What to Include in The Perfect Email Subject Line For Job Hunting

By | November 17, 2014

Email Subject Line for Job SearchSending out resume after resume to job prospects is made easier by the use of email. Yet, emails can easily be ignored or sent directly to the spam folder if there is a poorly written subject line. For this reason, your job is to craft a nearly perfect email subject before sending your resume into email oblivion.

Is there such a thing as the “perfect” email subject line when job hunting?

It’s been estimated that there are some 144.8 billion business emails sent out daily around the world. That figure is compounded by the fact that human resource managers and recruiters get a huge volume of emails, as many as 100 a day for single job posting. You need to make your email subject line count so that your email doesn’t end up getting deleted before the recipient has had a chance to read through your qualifications.

Tips to Write an Outstanding Job Seeker Email Subject Line

There is a foolproof way to draft an email subject line as a job seeker that will produce positive results. Here are some steps you can take to write an eye-catching email subject line that will leave the hiring manager wanting to know more about you.

Get to the point, fast.

When you are getting down to the business of writing an email to express interest in a particular job or company, start out by knowing what your objective is. Make this known in both your email note and the subject line. HR people appreciate it when a candidate makes their point known immediately. An example could be “Technical Sales Professional Ready to Serve Your Clients”, which is direct but not pushy. Besides, you do not want to exceed 15 words in your email subject line.

Include the job title.

With the influx of emails coming in for every job advertisement, HR and recruitment folks often organize messages by each job title. Use this in your email subject line to help them auto-sort you into the right inbox folder. Note: It’s always a good practice to read through the job advertisement carefully for any special instructions as to what should be included in the email subject line (job ID, title, skills, etc.).

Add local search words.

If the company is only considering local candidates, you will grab their attention sooner if you include a local search word in your email subject line. This tells them you are established and ready to go to work for them long term – not some drifter. For example, if you are looking for a job in South Carolina, you could use “Low Country Native Seeking Long Term Employment as Sales Manager”.

Leave the sales pitch out.

If there’s one thing that will annoy a hiring manager faster than a fly on a horse’s back, it’s the use of sales pitches in an email subject line. In fact, this will increase the odds your email will end up on the spam list, which eliminates you from every future application. Just don’t do it.

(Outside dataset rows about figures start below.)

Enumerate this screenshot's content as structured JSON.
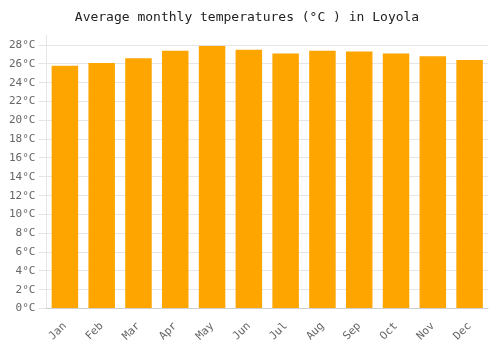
{
  "chart_data": {
    "type": "bar",
    "title": "Average monthly temperatures (°C ) in Loyola",
    "categories": [
      "Jan",
      "Feb",
      "Mar",
      "Apr",
      "May",
      "Jun",
      "Jul",
      "Aug",
      "Sep",
      "Oct",
      "Nov",
      "Dec"
    ],
    "values": [
      25.8,
      26.1,
      26.6,
      27.4,
      27.9,
      27.5,
      27.1,
      27.4,
      27.3,
      27.1,
      26.8,
      26.4
    ],
    "color": "#FFA500",
    "ylim": [
      0,
      29
    ],
    "yticks": [
      {
        "value": 0,
        "label": "0°C"
      },
      {
        "value": 2,
        "label": "2°C"
      },
      {
        "value": 4,
        "label": "4°C"
      },
      {
        "value": 6,
        "label": "6°C"
      },
      {
        "value": 8,
        "label": "8°C"
      },
      {
        "value": 10,
        "label": "10°C"
      },
      {
        "value": 12,
        "label": "12°C"
      },
      {
        "value": 14,
        "label": "14°C"
      },
      {
        "value": 16,
        "label": "16°C"
      },
      {
        "value": 18,
        "label": "18°C"
      },
      {
        "value": 20,
        "label": "20°C"
      },
      {
        "value": 22,
        "label": "22°C"
      },
      {
        "value": 24,
        "label": "24°C"
      },
      {
        "value": 26,
        "label": "26°C"
      },
      {
        "value": 28,
        "label": "28°C"
      }
    ],
    "grid": true
  }
}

Don’t brag or tell stories.

The email subject line is also the wrong space to elaborate on your greatness. It may seem like great fun to do this, but it will get your email ignored. Avoid saying things like “Best Person for the Job” or “If You Don’t Hire Me You Will Regret It”, that hiring managers have heard many times before.

Be professional, but clever.

As you write your job seeker email subject line, consider how you would like to read an email and what would prompt you to open one from a complete stranger? Use a professional stance at all times, but you can inject a little bit of cleverness too. HR people do like a good sense of humor.

Use capital letters for each word.

Marketing studies have shown that when email subject lines start each word with a capital letter, they tend to get opened more. Think of your subject line as an actual subject to a greater piece of content that tells your story. This is proper writing format for any email subject line, even for a job seeker.

In closing, as you write your email subject line as a job seeker, keep the above tips in mind. You can even test a few out on friends and family to see what they open, before sending off a real one to a hiring company.